State Senator Margaret Rose Henry says schools too often rely on harsh school disciplinary measures – especially when it comes to minority students and students with disabilities, and even when addressing minor issues, like being late to class. And she says it isn’t a new problem.
“A lot of times African Americans – but particularly African American males – they’re probably 2-3 times more likely to receive a suspension than a white student doing the same thing," Henry said.
State Department of Education (DOE) data from 2013 shows that only 2% of out-of-school suspensions were for serious offenses like weapons, drugs or serious violence.
Additionally, 2013 data shows African American students accounted for 62% of out-of-school suspensions, and students with disabilities accounted for 24%. Those numbers are disproportionate to the total percentage of African American students and students with disabilities in Delaware that year: 32% and 13% respectively.
Her bill hopes to address that disparity. It would require schools that send 20% of their students to one of several disciplinary options - like in-school or out-of-school suspension, an alternative school assignment or expulsion – to implement a school-wide discipline improvement plan.
But the ACLU of Delaware’s Shannon Griffin says the bill doesn’t mandate what’s included in that plan. Instead, it offers suggestions like cultural competency, classroom management training and training on implicit bias. School officials and teachers would all be involved in developing that plan.

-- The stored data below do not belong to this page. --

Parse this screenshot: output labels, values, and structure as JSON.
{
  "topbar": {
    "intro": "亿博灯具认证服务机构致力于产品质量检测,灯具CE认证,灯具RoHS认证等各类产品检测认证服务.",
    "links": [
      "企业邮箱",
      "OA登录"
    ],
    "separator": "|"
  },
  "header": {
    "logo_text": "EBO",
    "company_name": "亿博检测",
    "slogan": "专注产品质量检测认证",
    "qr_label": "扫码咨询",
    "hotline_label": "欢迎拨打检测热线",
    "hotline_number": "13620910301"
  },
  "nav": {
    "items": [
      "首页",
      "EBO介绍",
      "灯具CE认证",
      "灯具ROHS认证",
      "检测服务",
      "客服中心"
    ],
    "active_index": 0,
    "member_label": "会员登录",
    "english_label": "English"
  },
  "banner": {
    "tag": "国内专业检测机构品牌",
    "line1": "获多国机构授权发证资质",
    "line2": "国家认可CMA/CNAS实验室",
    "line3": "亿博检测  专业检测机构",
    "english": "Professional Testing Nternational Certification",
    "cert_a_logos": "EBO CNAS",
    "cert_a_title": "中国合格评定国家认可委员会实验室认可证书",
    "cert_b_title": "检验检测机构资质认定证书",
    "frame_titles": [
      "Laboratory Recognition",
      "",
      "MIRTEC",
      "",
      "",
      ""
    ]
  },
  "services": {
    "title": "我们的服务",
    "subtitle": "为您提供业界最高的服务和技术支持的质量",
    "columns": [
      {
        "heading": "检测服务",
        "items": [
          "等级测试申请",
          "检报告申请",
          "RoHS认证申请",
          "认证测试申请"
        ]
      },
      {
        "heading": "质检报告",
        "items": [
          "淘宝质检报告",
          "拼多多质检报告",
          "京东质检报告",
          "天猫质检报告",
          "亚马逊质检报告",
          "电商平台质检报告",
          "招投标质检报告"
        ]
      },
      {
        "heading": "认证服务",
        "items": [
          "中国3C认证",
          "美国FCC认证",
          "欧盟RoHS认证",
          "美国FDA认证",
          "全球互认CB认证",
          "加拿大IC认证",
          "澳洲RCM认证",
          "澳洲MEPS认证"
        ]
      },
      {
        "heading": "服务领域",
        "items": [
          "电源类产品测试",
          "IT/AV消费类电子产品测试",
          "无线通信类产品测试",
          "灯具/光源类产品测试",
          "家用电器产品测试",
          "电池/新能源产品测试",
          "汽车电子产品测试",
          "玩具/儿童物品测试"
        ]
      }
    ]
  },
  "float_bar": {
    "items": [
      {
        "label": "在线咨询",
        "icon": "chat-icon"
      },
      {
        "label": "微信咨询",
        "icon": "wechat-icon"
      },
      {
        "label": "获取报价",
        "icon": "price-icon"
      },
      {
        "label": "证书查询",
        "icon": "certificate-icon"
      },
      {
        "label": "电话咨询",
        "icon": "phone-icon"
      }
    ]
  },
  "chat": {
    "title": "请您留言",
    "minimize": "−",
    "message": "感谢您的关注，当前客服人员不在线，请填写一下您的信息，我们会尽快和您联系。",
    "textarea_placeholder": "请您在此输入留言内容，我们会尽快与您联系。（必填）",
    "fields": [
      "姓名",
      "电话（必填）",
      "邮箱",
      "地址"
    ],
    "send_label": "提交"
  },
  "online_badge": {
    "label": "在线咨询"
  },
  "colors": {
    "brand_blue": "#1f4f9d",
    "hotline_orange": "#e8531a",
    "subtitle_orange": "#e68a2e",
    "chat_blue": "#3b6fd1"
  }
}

“It’s not punitive – in other words, we want the schools to do better," Henry said. "And once we bring it to their attention, then hopefully they can do better.”
Griffin is working with a local disability group to clarify some language to ensure schools are held accountable per the bill.
The bill as written now also mandates the state DOE issue an annual school discipline report - with data for all schools categorized by discipline type, race, age, gender, English proficiency and discipline duration - in hopes of adding an extra layer of transparency.
"Right now, what's available is really limited," Griffin said. She said some districts like the Christina School District are mandated to report detailed disciplinary data. But In Christina's case, the mandate comes in the aftermath of a 2010 U.S. Department of Education's Office of Civil Rights investigation that found discrimination in the district's disciplinary practices.
Now, the district provides a monthly "disciplinary dashboard" with both district-wide and school-specific data, providing monthly counts of referrals and suspensions and cumulative rates by student subgroups. Griffin says that level of detail isn't available in schools across the First State, but should be.
"They even show you where instances occur," Griffin said. "Maybe there are more instances that happen in the classroom - that's typically the case - or in the cafeteria or in commons areas. It's really, really detailed. We think it's a good model that other districts should follow."
She hopes the bill - if passed next year - will propel schools to start making their school discipline data available to help inform how they can proactively prepare for future disciplinary issues and respond accordingly.